ポリ乳酸の圧電特性を繊維に生かす、村田製作所と帝人フロンティアが合弁事業:材料技術(1/2 ページ)
村田製作所と帝人フロンティアは、力が加わることで電気エネルギーを生み出し抗菌性能を発揮する圧電繊維「PIECLEX(ピエクレックス)」を共同開発した。このPIECLEXの研究開発と販売を手掛ける合弁企業「株式会社ピエクレックス」を共同で設立し、アパレル企業をはじめとする顧客への提案を進める。
村田製作所と帝人フロンティアは2020年6月4日、オンラインで会見を開き、力が加わることで電気エネルギーを生み出し抗菌性能を発揮する圧電繊維「PIECLEX(ピエクレックス)」を共同開発したと発表した。このPIECLEXの研究開発と販売を手掛ける合弁企業「株式会社ピエクレックス」を共同で設立し、アパレル企業をはじめとする顧客への提案を進める。2020年度中に国内の一部顧客への出荷を開始し、2025年度に売上高100億円を目指す。
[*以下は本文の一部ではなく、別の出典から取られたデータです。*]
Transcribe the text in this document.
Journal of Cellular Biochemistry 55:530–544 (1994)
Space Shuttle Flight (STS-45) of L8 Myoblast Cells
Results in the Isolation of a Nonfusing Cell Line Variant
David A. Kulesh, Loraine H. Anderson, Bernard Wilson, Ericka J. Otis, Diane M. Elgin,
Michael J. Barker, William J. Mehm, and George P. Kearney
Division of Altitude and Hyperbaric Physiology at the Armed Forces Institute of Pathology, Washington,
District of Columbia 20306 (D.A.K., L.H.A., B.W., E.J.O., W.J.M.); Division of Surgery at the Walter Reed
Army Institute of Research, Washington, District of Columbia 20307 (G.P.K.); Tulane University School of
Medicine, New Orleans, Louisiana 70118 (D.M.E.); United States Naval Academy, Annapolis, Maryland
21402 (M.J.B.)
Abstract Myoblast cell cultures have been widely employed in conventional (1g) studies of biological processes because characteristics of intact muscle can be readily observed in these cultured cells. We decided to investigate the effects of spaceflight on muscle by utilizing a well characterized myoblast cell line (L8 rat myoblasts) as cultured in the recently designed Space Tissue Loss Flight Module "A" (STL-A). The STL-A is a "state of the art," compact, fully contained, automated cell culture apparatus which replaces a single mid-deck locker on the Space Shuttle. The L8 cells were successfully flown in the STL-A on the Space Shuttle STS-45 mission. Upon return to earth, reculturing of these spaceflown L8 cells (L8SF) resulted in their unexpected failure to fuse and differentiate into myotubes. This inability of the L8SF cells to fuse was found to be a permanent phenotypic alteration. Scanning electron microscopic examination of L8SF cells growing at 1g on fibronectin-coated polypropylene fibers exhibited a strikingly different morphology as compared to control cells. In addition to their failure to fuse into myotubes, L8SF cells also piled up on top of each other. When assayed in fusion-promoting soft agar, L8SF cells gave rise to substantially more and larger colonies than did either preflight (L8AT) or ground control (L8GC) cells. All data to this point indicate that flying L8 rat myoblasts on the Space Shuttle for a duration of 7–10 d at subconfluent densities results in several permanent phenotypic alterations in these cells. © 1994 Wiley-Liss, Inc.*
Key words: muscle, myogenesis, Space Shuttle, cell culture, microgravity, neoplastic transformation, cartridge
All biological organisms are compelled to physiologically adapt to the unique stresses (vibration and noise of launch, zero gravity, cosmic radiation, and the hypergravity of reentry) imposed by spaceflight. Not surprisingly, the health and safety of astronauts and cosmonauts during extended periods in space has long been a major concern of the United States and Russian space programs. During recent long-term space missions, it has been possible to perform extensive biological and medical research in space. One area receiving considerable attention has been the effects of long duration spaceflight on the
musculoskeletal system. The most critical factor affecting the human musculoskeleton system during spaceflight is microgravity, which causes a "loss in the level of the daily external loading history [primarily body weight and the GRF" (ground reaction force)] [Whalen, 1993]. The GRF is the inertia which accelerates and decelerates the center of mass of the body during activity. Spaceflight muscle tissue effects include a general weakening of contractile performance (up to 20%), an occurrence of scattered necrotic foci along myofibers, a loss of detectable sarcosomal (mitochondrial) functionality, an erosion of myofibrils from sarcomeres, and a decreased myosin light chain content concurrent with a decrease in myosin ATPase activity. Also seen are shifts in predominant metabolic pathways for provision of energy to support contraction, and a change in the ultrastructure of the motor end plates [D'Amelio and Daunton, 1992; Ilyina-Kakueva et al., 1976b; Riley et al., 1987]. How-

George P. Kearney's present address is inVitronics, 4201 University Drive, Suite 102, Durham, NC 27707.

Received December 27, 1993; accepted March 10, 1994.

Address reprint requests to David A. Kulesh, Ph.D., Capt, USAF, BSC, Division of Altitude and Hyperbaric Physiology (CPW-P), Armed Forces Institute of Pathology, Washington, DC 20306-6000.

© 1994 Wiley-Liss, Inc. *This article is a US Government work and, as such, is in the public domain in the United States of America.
会見の登壇者。左から、合弁会社ピエクレックス社長の玉倉大次氏、村田製作所 会長兼社長の村田恒夫氏、帝人フロンティア 社長執行役員の日光信二氏、ピエクレックス 副社長の竹下皇二氏(クリックで拡大) 出典:村田製作所
PIECLEXは、力を加えると電力を生み出す圧電特性を持つポリ乳酸(PLA)を原料とする繊維である。人の動きなどによって繊維が伸び縮みすると、PLAの圧電特性に基づいて繊維内部に電圧が発生し、この電圧によって生じた電場が細菌を失活させるという仕組みだ。生じる電圧は1V程度だが、繊維内部という局所で発生するため細菌を失活させるには十分な電場の大きさになるという。
一般的な抗菌繊維は、繊維に無機系もしくは有機系の抗菌剤を繊維内部に固着させたり、表面加工したりすることで抗菌機能を実現している。この場合、基本的に繊維を後加工するため、洗濯などによって徐々に性能が低下していくという問題がある。PIECLEXは、繊維そのものが抗菌性能を持つため、添加物となる抗菌剤が不要であり、抗菌性能も半永久的に維持できる。
繊維としてのPIECLEXの事業展開を担う合弁企業のピエクレックスは、資本金1億円で村田製作所が51%、帝人フロンティアが49%出資する。本社は滋賀県野洲市の村田製作所野洲事業所内に置き、代表取締役社長は村田製作所出身の玉倉大次氏が、取締役副社長には帝人フロンティア出身の竹下皇二氏が就任する。
PIECLEXの主な用途としては、人の動きによる伸縮が大きい靴下やシューズ、コンプレッションウェア、肌着といったアパレル向けの他、紙おむつやマスクなどの衛生材向けを想定している。